Impossible Figures is Magellan's fifth studio release from 2003. I had never heard any of the band's previous works, and I was quite suprised by what I heard on this album. It was impossible for me to predect what this album would sound like.

The Gardner brothers are the driving force behind this album. Wayne Gardener's bass work is what impresses me the most. Not often do guitarist doubling on bass do such an excellent job in a Progressive Metal band. Wayne Gardener's talents seem to be top quality on both his instruments. The bass is interesting to listen to because of the odd time signatures flowing throughout the album. Magellan seems very much to like the sound of adding and subtracting beats from measurings giving them a distinct sound. Often times band will use odd scale transitions in conjunction with odd time signatures, but rarely do bands riff around in unison using the signature techniques found on this album. The bass is definately the central part of this complex groove. Not only rythymnically, but also melodically playing in a variety of positions to create voices.

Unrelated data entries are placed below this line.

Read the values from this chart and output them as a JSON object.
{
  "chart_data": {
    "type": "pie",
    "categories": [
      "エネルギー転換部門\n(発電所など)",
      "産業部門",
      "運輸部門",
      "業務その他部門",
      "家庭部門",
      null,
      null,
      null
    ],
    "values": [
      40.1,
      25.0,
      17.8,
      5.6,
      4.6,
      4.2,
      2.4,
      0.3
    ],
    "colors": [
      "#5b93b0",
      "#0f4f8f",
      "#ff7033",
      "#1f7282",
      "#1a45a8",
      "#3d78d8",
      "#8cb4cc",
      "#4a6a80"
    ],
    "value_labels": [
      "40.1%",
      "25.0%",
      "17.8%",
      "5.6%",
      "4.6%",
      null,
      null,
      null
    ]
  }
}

Wayne Gardener also doubles on guitar. The guitar playing is much like the bass riff wise, but Wayne shows a great ability to sustain and extend his guitar solos. So much of this album is Wayne jamming it out on guitar an bass.

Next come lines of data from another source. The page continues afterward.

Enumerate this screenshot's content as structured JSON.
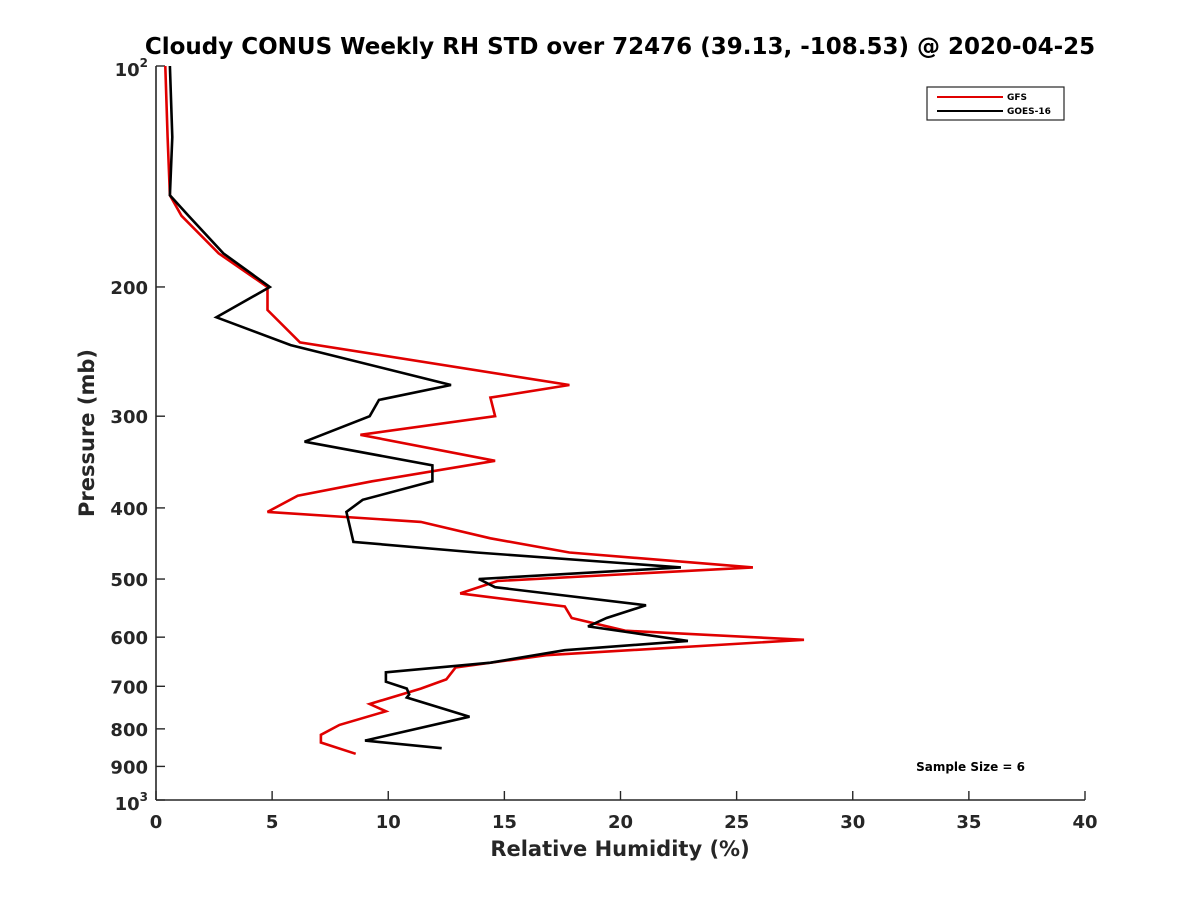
{
  "chart_data": {
    "type": "line",
    "title": "Cloudy CONUS Weekly RH STD over 72476 (39.13, -108.53) @ 2020-04-25",
    "xlabel": "Relative Humidity (%)",
    "ylabel": "Pressure (mb)",
    "xlim": [
      0,
      40
    ],
    "ylim": [
      100,
      1000
    ],
    "y_scale": "log",
    "y_reversed": true,
    "grid": false,
    "legend_position": "top-right",
    "x_ticks": [
      0,
      5,
      10,
      15,
      20,
      25,
      30,
      35,
      40
    ],
    "x_tick_labels": [
      "0",
      "5",
      "10",
      "15",
      "20",
      "25",
      "30",
      "35",
      "40"
    ],
    "y_ticks": [
      200,
      300,
      400,
      500,
      600,
      700,
      800,
      900
    ],
    "y_tick_labels": [
      "200",
      "300",
      "400",
      "500",
      "600",
      "700",
      "800",
      "900"
    ],
    "y_top_label": {
      "base": "10",
      "exp": "2"
    },
    "y_bottom_label": {
      "base": "10",
      "exp": "3"
    },
    "annotation": "Sample Size = 6",
    "series": [
      {
        "name": "GFS",
        "color": "#e00000",
        "points": [
          {
            "x": 0.4,
            "y": 100
          },
          {
            "x": 0.5,
            "y": 125
          },
          {
            "x": 0.6,
            "y": 150
          },
          {
            "x": 1.1,
            "y": 160
          },
          {
            "x": 2.7,
            "y": 180
          },
          {
            "x": 4.8,
            "y": 200
          },
          {
            "x": 4.8,
            "y": 215
          },
          {
            "x": 6.2,
            "y": 238
          },
          {
            "x": 17.8,
            "y": 272
          },
          {
            "x": 14.4,
            "y": 283
          },
          {
            "x": 14.6,
            "y": 300
          },
          {
            "x": 8.8,
            "y": 318
          },
          {
            "x": 14.6,
            "y": 345
          },
          {
            "x": 9.3,
            "y": 368
          },
          {
            "x": 6.1,
            "y": 385
          },
          {
            "x": 4.8,
            "y": 405
          },
          {
            "x": 11.4,
            "y": 418
          },
          {
            "x": 14.4,
            "y": 440
          },
          {
            "x": 17.8,
            "y": 460
          },
          {
            "x": 25.7,
            "y": 482
          },
          {
            "x": 14.7,
            "y": 503
          },
          {
            "x": 13.1,
            "y": 523
          },
          {
            "x": 17.6,
            "y": 545
          },
          {
            "x": 17.9,
            "y": 565
          },
          {
            "x": 20.2,
            "y": 588
          },
          {
            "x": 27.9,
            "y": 605
          },
          {
            "x": 16.8,
            "y": 635
          },
          {
            "x": 12.9,
            "y": 660
          },
          {
            "x": 12.5,
            "y": 685
          },
          {
            "x": 11.4,
            "y": 705
          },
          {
            "x": 9.2,
            "y": 740
          },
          {
            "x": 9.9,
            "y": 757
          },
          {
            "x": 7.9,
            "y": 790
          },
          {
            "x": 7.1,
            "y": 815
          },
          {
            "x": 7.1,
            "y": 835
          },
          {
            "x": 8.6,
            "y": 865
          }
        ]
      },
      {
        "name": "GOES-16",
        "color": "#000000",
        "points": [
          {
            "x": 0.6,
            "y": 100
          },
          {
            "x": 0.7,
            "y": 125
          },
          {
            "x": 0.6,
            "y": 150
          },
          {
            "x": 1.4,
            "y": 160
          },
          {
            "x": 2.9,
            "y": 180
          },
          {
            "x": 4.9,
            "y": 200
          },
          {
            "x": 2.6,
            "y": 220
          },
          {
            "x": 5.8,
            "y": 240
          },
          {
            "x": 12.7,
            "y": 272
          },
          {
            "x": 9.6,
            "y": 285
          },
          {
            "x": 9.2,
            "y": 300
          },
          {
            "x": 6.4,
            "y": 325
          },
          {
            "x": 11.9,
            "y": 350
          },
          {
            "x": 11.9,
            "y": 368
          },
          {
            "x": 8.9,
            "y": 390
          },
          {
            "x": 8.2,
            "y": 405
          },
          {
            "x": 8.5,
            "y": 445
          },
          {
            "x": 13.8,
            "y": 460
          },
          {
            "x": 22.6,
            "y": 482
          },
          {
            "x": 13.9,
            "y": 500
          },
          {
            "x": 14.6,
            "y": 513
          },
          {
            "x": 21.1,
            "y": 543
          },
          {
            "x": 19.4,
            "y": 565
          },
          {
            "x": 18.6,
            "y": 580
          },
          {
            "x": 22.9,
            "y": 607
          },
          {
            "x": 17.6,
            "y": 625
          },
          {
            "x": 14.4,
            "y": 650
          },
          {
            "x": 9.9,
            "y": 670
          },
          {
            "x": 9.9,
            "y": 690
          },
          {
            "x": 10.8,
            "y": 705
          },
          {
            "x": 10.9,
            "y": 718
          },
          {
            "x": 10.8,
            "y": 725
          },
          {
            "x": 13.5,
            "y": 770
          },
          {
            "x": 9.0,
            "y": 830
          },
          {
            "x": 12.3,
            "y": 850
          }
        ]
      }
    ]
  }
}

The brothers split the keyboard work. The synths are not particularly imaginative, but the classical influence in the keyboards between rock works seem highly inlfuenced by older progressive rock bands like ELP. The keys on this album are good, but not essential to the album's quality.

Trent Gardener takes care of the vocals. Again the band's skill to add and subtract beats effects the vocals. Trent Gardener does a great job of dropping in and out of unison with the band adding and subtracting beats to their time signatures. This makes the vocal performance a creative, but still somewhat unremarkable. Trent's voice is somewhat unique, but seems to take too much from classic vocalists like Greg Lake. The vocals are well produced, but still somewhat generic.

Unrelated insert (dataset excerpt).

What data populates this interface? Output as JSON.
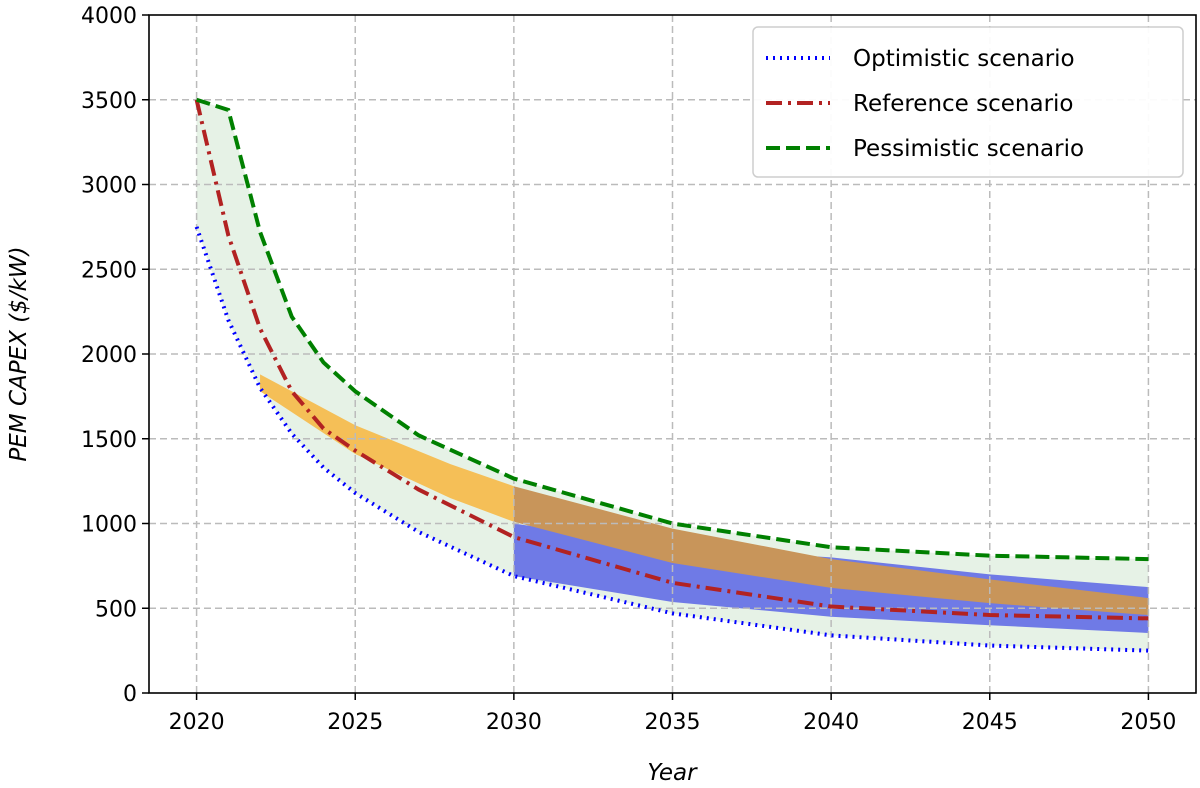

The drums are not as much of a highlight on the album. The only continuous element not played by the Gardener brothers. Though the drums are unremarkable, they don't really add or subtract anything from the albums quality. Jason Gianni though somewhat skilled, didn't seem to reach the level of creativity of the Gardener brothers, a good performance, but not exactly a note-worthy one.

The production is class. It's clear and unique, just like the band. The tones are original, but I find some of them (especially the keyboards) to be unfavorable to my tastes. Magellan's blend of progressive rock and metal as unique as it is fails to impress. I feel three stars is a worthy rating for an album that attempts, but doesn't deliver the highest quality of music.